The best option for setting your own diff and seeing long enough measurement timeframes is solo mining to your own node and the kaspa-stratum-bridge. The default vardiff settings will produce a minimum 20 shares/min, which is enough to have <= +/- 5% variance in 4hrs, and the dashboard (grafana) allows measurements in any timeframe/resolution you want, including signficantly longer timeframes than 24hrs.

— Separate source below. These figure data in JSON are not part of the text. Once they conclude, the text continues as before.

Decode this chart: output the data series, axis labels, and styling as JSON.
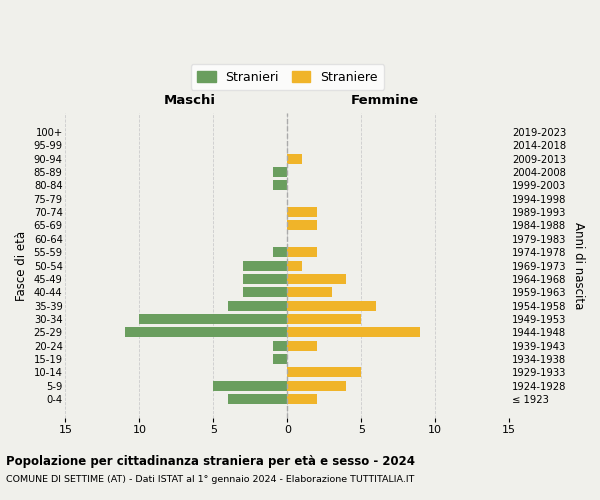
{
  "age_groups": [
    "100+",
    "95-99",
    "90-94",
    "85-89",
    "80-84",
    "75-79",
    "70-74",
    "65-69",
    "60-64",
    "55-59",
    "50-54",
    "45-49",
    "40-44",
    "35-39",
    "30-34",
    "25-29",
    "20-24",
    "15-19",
    "10-14",
    "5-9",
    "0-4"
  ],
  "birth_years": [
    "≤ 1923",
    "1924-1928",
    "1929-1933",
    "1934-1938",
    "1939-1943",
    "1944-1948",
    "1949-1953",
    "1954-1958",
    "1959-1963",
    "1964-1968",
    "1969-1973",
    "1974-1978",
    "1979-1983",
    "1984-1988",
    "1989-1993",
    "1994-1998",
    "1999-2003",
    "2004-2008",
    "2009-2013",
    "2014-2018",
    "2019-2023"
  ],
  "maschi": [
    0,
    0,
    0,
    1,
    1,
    0,
    0,
    0,
    0,
    1,
    3,
    3,
    3,
    4,
    10,
    11,
    1,
    1,
    0,
    5,
    4
  ],
  "femmine": [
    0,
    0,
    1,
    0,
    0,
    0,
    2,
    2,
    0,
    2,
    1,
    4,
    3,
    6,
    5,
    9,
    2,
    0,
    5,
    4,
    2
  ],
  "maschi_color": "#6a9e5e",
  "femmine_color": "#f0b429",
  "background_color": "#f0f0eb",
  "grid_color": "#cccccc",
  "xlim": 15,
  "title": "Popolazione per cittadinanza straniera per età e sesso - 2024",
  "subtitle": "COMUNE DI SETTIME (AT) - Dati ISTAT al 1° gennaio 2024 - Elaborazione TUTTITALIA.IT",
  "ylabel_left": "Fasce di età",
  "ylabel_right": "Anni di nascita",
  "label_maschi": "Maschi",
  "label_femmine": "Femmine",
  "legend_stranieri": "Stranieri",
  "legend_straniere": "Straniere"
}
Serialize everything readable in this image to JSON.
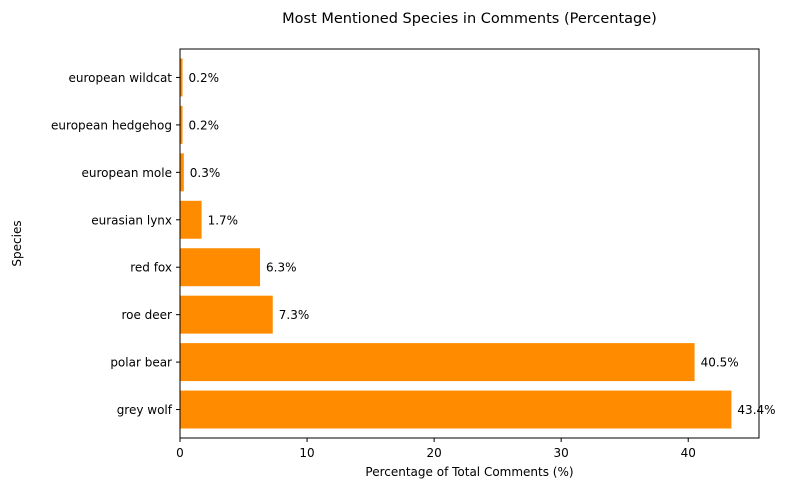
{
  "chart_data": {
    "type": "bar",
    "orientation": "horizontal",
    "title": "Most Mentioned Species in Comments (Percentage)",
    "xlabel": "Percentage of Total Comments (%)",
    "ylabel": "Species",
    "categories": [
      "grey wolf",
      "polar bear",
      "roe deer",
      "red fox",
      "eurasian lynx",
      "european mole",
      "european hedgehog",
      "european wildcat"
    ],
    "values": [
      43.4,
      40.5,
      7.3,
      6.3,
      1.7,
      0.3,
      0.2,
      0.2
    ],
    "value_labels": [
      "43.4%",
      "40.5%",
      "7.3%",
      "6.3%",
      "1.7%",
      "0.3%",
      "0.2%",
      "0.2%"
    ],
    "xlim": [
      0,
      45.57
    ],
    "xticks": [
      0,
      10,
      20,
      30,
      40
    ],
    "xtick_labels": [
      "0",
      "10",
      "20",
      "30",
      "40"
    ],
    "bar_color": "#ff8c00",
    "grid": false,
    "legend": "none"
  }
}
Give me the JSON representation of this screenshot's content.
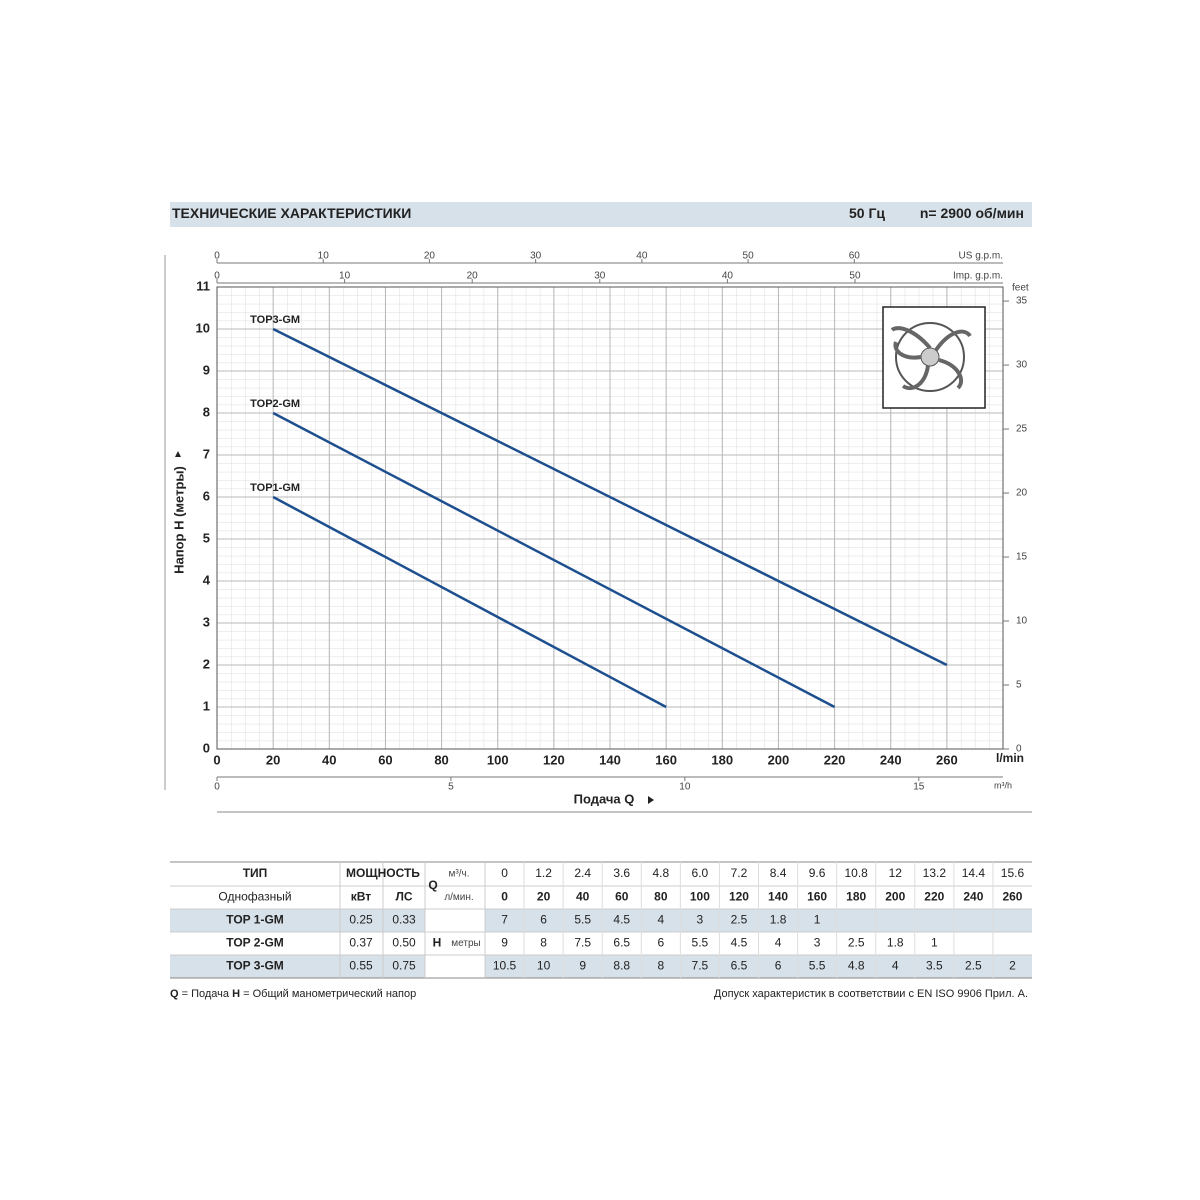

As a concrete example of the difference between valid and invalid measurements (as well as how kaspa-stratum-bridge can help), here's the hashrate readings of 3 machines using diffs producing >= 30 shares/min, a KS0 at 51% OC, a KS1 at 37% OC, and a KS3M at 1% OC. The measurements are, from top to bottom, 24hrs (>= 43K shares), 1hr (>= 1800 shares), and 30m (> 900 shares). You can see how divergent the measurements can be from expected for the shorter timeframes:

KS0, KS1, KS3M OC Hashrates

In short, if you are trying to confirm the effects of a small OC on the ASIC UI, you will need to use the 2hr reading, but you won't know whether you're generating shares that would be rejected. To get the full picture, you will need a long term measurement from a pool that allows high share rates - and there are no options I can point to that can do this at this time, other than mining to your own node + kaspa-stratum-bridge.